I filled the sippy cup with apple juice and snapped the lid back on top. I came over to the couch and sat down in my usual spot on the chaise.


"Huh I don't think I saw that episode, must have been too busy being a grown-up at the time! But I do feel like it would have been an awesome DCOM, like a coming-of-age story but it's backwards. Would that make it a... going-of-age story?"


"If there's not a Disney Channel Original Movie about becoming a little kid again, I'll be very surprised."


And another cursory Google search.


"But is there one about an adorable writer girl and her hot cheerleader friend becoming little kids again? We gotta be specific here! DCOMs are like the binary notation of pi; anything is possible."


"The Poof Point," I read off my phone. "A 2001 movie about two parents who regress to being twenty-one again. Then fourteen. Then seven, and finally two.
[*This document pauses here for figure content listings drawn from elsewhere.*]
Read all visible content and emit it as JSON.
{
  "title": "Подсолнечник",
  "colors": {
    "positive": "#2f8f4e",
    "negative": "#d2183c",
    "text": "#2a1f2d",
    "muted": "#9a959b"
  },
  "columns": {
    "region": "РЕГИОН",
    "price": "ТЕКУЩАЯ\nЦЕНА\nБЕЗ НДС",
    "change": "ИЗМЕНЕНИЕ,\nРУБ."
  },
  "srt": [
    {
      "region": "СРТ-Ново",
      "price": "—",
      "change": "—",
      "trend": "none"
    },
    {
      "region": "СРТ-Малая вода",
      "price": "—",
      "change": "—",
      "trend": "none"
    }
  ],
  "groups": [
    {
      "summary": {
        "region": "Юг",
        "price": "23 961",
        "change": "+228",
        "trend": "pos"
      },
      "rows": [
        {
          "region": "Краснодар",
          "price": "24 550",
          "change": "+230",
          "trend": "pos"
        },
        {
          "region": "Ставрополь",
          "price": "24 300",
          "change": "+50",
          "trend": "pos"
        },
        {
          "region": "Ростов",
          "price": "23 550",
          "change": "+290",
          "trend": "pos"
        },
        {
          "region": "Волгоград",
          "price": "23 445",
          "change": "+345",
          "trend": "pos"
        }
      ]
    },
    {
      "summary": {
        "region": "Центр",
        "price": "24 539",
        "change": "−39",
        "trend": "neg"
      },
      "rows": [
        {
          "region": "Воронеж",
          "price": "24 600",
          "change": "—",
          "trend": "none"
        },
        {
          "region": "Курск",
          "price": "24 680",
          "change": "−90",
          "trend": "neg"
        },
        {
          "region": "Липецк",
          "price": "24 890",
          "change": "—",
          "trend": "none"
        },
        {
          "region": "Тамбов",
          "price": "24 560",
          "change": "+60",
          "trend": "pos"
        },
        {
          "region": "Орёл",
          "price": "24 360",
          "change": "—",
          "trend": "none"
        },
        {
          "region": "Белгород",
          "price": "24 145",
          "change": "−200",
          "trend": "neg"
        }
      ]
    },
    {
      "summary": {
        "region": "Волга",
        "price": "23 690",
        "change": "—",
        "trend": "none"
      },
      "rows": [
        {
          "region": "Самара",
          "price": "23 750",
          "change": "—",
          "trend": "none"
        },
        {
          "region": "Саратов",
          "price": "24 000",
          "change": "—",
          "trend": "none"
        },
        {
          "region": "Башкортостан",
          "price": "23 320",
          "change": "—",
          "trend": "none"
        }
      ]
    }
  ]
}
And their two kids have to take care of them or something. Not exactly what I was looking for, but I think it counts."


I closed my phone and took a sip of apple juice.


"I'm glad I'm so smitten with a girl who's actually a good writer because I gotta tell you? That sounds awful, cupcake. You should be a Disney Channel writer, because you'd put them all to shame."


"Rather, I could get paid for very little work." That was probably why people wrote for Disney Channel to begin with. A potential career path, perhaps? I'd look it up later.


"Play the episode," I said, and Blossom did.